この作品を実写化するだけでも、評価に値する。独特な世界観があり、何か特異なビジュアルの登場人物が出てくるわけではないが、魔女が出てくるファンタジー感を表現するのは難しいと思っていた。
柳明菜監督作品「いなくなれ、群青」
原作は、河野裕さんの小説「階段島」シリーズの第1作。ある日突然、「階段島」に連れてこられる。そこでは居住はもちろん、教育も提供され、ネットで好きなものを取り寄せることもできる。でも島からは一歩も出られない。なぜなら、住人は「誰か」に捨てられたからだ。
今を時めく横浜流星さん、 飯豊まりえさんが出演するとあって、新宿ピカデリーのスクリーンも大きい~!いつもミニシアターばっかり行ってるので、新鮮だった。
映画を見るときは、原作を後で読むようにしている。そうでないと、「このストーリーの端折り方はいかがなものか」「このキャスティングはどうよ?」など文句を言いたくなるものだ。
今回は映画化を知る前に読んでしまったので致し方ないが、美しい映像に魅せられてあまり文句は出てこない。豊川がスッとバイオリンを構えるシーンだけでも、息をのむように美しい。これ以上はあの世界観に近づけようがないという感想だ。ナイストライだったと思う。

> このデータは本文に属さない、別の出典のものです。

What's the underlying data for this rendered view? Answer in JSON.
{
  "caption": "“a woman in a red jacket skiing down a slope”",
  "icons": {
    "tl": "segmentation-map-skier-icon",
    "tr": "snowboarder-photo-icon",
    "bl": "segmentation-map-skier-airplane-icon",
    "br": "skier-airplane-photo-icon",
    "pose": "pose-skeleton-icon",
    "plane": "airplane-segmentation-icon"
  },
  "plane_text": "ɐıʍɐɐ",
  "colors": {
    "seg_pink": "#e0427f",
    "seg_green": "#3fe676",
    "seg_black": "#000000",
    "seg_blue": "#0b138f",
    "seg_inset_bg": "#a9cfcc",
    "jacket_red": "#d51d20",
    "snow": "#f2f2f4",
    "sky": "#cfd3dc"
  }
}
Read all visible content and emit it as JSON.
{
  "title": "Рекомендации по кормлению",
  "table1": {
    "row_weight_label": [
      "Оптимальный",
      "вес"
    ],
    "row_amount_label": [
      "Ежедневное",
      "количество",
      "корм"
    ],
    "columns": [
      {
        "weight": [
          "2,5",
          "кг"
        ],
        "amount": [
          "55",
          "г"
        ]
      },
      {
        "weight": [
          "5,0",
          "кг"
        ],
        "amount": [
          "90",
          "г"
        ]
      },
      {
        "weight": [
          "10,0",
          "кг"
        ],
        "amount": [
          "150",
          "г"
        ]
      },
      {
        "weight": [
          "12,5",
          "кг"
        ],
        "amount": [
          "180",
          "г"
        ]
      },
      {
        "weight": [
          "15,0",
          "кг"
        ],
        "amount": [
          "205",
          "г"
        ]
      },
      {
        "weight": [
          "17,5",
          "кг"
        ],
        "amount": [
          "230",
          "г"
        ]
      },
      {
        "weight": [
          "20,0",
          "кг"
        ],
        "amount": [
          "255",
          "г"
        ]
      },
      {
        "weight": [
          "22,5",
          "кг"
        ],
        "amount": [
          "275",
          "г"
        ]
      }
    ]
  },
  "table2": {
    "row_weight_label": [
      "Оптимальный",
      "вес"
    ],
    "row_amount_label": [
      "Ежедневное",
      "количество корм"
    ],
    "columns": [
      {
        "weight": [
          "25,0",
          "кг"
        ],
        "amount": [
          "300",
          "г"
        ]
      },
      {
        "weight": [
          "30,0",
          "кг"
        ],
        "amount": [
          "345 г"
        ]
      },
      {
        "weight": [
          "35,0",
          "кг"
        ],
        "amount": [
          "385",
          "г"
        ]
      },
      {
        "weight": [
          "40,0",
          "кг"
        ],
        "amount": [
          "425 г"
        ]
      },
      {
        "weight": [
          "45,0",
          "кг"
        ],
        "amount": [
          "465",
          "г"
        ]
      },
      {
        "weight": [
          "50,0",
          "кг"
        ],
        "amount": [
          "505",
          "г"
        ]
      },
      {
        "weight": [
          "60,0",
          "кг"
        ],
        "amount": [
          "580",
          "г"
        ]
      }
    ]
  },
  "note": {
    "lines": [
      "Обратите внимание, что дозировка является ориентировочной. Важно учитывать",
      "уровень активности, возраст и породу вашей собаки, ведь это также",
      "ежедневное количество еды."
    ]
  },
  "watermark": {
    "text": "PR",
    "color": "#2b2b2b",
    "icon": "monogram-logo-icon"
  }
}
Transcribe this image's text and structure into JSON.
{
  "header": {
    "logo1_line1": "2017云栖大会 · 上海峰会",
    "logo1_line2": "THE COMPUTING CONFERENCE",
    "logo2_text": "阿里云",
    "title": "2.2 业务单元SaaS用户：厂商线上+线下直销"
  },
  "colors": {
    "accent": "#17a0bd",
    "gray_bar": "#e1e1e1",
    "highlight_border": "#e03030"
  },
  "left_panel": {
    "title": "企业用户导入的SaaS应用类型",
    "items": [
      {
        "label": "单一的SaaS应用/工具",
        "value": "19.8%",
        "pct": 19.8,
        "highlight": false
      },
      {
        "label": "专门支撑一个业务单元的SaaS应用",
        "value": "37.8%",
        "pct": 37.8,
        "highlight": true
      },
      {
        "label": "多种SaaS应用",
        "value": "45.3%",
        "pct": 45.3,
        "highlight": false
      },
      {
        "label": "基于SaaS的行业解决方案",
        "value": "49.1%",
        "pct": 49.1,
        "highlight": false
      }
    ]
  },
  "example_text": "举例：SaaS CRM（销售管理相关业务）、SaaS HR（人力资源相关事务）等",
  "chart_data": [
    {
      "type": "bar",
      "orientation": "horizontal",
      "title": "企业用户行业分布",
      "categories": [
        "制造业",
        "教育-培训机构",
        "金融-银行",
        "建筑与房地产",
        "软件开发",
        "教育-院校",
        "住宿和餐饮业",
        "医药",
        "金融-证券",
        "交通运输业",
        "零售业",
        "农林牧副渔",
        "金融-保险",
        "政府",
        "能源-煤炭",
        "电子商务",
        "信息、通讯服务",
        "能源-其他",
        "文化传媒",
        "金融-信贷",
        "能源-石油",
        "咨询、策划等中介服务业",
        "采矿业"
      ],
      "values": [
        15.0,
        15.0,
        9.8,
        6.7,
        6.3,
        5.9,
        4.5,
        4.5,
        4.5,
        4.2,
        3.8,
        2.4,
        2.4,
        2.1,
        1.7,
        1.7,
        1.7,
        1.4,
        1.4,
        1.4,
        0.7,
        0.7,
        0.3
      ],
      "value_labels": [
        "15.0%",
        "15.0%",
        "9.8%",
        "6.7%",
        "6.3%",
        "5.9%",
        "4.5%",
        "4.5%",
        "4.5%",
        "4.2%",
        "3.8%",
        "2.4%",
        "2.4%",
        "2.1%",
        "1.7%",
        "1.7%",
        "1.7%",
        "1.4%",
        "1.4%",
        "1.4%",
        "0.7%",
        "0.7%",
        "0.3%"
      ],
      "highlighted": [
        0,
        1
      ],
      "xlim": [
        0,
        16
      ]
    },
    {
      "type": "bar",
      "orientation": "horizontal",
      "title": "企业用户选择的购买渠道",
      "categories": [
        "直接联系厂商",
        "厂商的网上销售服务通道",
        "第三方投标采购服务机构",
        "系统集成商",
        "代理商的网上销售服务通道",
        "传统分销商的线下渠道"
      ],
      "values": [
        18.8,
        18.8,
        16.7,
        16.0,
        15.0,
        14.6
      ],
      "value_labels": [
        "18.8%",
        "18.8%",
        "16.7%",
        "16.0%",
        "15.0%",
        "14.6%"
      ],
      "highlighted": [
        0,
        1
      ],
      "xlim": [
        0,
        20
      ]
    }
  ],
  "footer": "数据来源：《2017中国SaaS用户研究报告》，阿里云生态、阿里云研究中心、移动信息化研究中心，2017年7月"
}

ただ、原作の世界観をそっくり再現しなくても、原作を超えることは可能だったのではないだろうか。苦悩を抱えて島にやって来た登場人物のキャラクターをもっと丁寧に描いたら、二人が魅かれ合う過程をもっと繊細に表現したら。シリーズ化も夢ではなかった。
トクメ先生も、もっと生かせなかったかなあ。それでも教壇に立つ意味がストーリーになると思うんだけど。原作は心情に迫るような描写はなく、それが世界観を生み出していたけど、映画ならもっと違う表現ができたと思う。
といろいろ言ったけど、キャスティングはすごくフィットしていて、単に人気どころを集めただけではないとわかる。特に飯豊まりえさんは原作から生まれ出たようなまっすぐさ、強情さ、純粋さが際立った。
ヤマギワMVPは ドナ役の黒羽麻璃央さん。出番は少なかったが、原作よりももっと存在感がある。特に七草とドナと会話しているシーンは、 原作だと 村上春樹さんっぽいせりふ回しでうーん?という感じだったので、映画の方がさらに良く見えているのかもしれない。
監督は商業映画初の監督作品かな?これからも活躍してほしい。